Reaction-controlled diffusion: Monte Carlo simulations

TL;DR

This study uses Monte Carlo simulations to analyze a reaction-controlled diffusion model, revealing subdiffusive behavior of particles near phase transitions and highlighting the impact of fluctuations on particle displacement distributions.

Contribution

It provides the first detailed simulation analysis of the reaction-controlled diffusion model, confirming mean-field predictions and uncovering non-Gaussian displacement distributions.

Findings

A particles exhibit subdiffusive behavior with alpha_A = alpha_B.

Displacement distributions are non-Gaussian and scale dynamically.

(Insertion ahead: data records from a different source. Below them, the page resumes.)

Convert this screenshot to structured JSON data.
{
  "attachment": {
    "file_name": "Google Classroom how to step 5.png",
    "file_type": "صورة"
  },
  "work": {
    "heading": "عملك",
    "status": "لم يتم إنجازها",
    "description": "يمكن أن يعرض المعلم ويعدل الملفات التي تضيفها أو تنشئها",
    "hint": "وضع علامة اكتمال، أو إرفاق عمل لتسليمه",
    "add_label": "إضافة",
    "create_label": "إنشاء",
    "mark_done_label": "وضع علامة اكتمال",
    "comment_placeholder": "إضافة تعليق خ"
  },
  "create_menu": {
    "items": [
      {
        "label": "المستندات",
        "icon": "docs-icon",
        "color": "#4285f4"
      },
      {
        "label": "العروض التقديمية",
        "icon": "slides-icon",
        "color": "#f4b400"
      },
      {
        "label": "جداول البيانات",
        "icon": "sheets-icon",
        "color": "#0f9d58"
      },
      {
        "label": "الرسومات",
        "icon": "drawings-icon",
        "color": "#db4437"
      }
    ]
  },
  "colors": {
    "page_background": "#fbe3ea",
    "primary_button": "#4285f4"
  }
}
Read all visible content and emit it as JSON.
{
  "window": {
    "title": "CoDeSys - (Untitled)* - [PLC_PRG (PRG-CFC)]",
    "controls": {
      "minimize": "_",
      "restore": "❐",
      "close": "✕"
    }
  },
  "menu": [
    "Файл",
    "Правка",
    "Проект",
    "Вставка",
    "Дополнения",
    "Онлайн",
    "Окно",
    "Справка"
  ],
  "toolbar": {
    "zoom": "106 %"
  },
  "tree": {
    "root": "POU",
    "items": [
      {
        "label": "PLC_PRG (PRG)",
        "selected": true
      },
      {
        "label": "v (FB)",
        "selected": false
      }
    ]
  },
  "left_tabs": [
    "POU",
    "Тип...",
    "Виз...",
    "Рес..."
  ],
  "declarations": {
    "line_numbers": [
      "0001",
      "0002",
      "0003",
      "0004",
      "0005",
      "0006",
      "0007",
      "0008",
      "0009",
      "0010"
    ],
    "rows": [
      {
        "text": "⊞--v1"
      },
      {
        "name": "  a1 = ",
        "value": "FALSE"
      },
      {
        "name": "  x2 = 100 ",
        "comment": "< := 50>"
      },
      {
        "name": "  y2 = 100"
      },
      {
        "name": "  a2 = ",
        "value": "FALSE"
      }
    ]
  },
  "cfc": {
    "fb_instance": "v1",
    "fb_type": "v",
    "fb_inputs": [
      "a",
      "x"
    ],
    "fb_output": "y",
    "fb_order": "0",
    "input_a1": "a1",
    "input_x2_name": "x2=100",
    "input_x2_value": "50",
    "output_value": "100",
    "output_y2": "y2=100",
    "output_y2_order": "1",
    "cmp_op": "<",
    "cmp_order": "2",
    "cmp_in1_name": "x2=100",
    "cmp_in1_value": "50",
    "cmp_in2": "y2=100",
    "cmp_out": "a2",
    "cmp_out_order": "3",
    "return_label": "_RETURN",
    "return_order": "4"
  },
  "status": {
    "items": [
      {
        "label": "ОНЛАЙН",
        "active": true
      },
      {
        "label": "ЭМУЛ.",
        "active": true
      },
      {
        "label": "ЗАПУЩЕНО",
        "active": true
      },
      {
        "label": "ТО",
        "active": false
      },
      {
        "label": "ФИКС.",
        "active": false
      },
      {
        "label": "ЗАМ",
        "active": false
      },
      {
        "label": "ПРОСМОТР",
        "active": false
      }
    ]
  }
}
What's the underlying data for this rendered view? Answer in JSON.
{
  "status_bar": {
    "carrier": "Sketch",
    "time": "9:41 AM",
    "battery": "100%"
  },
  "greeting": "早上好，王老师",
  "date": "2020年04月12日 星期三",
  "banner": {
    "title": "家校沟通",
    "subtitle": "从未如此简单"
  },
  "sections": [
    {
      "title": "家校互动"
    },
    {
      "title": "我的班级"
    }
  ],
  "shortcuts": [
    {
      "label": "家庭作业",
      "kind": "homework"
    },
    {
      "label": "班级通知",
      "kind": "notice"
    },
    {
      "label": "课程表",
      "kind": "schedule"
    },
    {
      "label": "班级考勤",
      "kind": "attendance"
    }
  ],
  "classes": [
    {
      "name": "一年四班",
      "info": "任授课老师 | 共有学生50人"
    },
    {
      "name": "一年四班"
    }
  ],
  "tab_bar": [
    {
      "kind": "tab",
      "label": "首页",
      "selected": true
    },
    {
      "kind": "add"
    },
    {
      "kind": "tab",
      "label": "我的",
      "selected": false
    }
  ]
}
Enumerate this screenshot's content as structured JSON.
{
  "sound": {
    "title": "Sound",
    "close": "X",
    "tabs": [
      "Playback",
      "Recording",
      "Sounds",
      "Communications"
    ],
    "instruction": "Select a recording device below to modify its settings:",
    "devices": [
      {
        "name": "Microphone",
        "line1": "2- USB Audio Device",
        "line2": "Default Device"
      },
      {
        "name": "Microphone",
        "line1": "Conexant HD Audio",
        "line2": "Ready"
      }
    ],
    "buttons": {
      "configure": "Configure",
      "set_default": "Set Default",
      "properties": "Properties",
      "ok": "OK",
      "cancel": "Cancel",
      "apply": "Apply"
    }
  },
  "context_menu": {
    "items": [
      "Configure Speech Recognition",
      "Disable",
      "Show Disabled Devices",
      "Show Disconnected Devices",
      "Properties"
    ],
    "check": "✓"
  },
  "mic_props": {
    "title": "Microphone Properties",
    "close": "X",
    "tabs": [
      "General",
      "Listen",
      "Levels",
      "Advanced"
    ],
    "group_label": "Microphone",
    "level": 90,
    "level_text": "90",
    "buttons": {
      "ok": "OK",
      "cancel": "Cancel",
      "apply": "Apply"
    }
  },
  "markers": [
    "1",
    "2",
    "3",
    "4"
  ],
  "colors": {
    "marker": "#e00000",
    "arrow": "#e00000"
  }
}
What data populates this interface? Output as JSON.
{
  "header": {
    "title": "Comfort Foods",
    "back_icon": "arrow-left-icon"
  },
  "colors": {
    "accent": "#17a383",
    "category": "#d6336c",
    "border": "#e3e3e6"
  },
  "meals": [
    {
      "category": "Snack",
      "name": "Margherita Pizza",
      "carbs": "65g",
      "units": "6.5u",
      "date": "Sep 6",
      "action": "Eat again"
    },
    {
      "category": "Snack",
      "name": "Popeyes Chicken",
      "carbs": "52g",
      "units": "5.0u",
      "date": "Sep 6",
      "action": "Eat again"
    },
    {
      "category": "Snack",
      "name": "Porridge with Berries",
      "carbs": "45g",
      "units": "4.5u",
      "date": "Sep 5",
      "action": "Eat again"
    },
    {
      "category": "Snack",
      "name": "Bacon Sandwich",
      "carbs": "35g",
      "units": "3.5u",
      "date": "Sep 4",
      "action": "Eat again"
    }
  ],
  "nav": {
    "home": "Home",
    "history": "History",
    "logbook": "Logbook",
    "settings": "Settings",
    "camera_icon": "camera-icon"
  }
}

Fluctuations enhance particle localization and large-distance traversal.

Abstract

We study the coupled two-species non-equilibrium reaction-controlled diffusion model introduced by Trimper et al. [Phys. Rev. E 62, 6071 (2000)] by means of detailed Monte Carlo simulations in one and two dimensions. Particles of type A may independently hop to an adjacent lattice site provided it is occupied by at least one B particle. The B particle species undergoes diffusion-limited reactions. In an active state with nonzero, essentially homogeneous B particle saturation density, the A species displays normal diffusion. In an inactive, absorbing phase with exponentially decaying B density, the A particles become localized. In situations with algebraic decay rho_B(t) ~ t^{-alpha_B}, as occuring either at a non-equilibrium continuous phase transition separating active and absorbing states, or in a power-law inactive phase, the A particles propagate subdiffusively with mean-square displacement <x(t)^2_A> ~ t^{1-alpha_A}. We find that within the accuracy of our simulation data, \alpha_A = \alpha_B as predicted by a simple mean-field approach. This remains true even in the presence of strong spatio-temporal fluctuations of the B density. However, in contrast with the mean-field results, our data yield a distinctly non-Gaussian A particle displacement distribution n_A(x,t) that obeys dynamic scaling and looks remarkably similar for the different processes investigated here. Fluctuations of effective diffusion rates cause a marked enhancement of n_A(x,t) at low displacements |x|, indicating a considerable fraction of practically localized A particles, as well as at large traversed distances.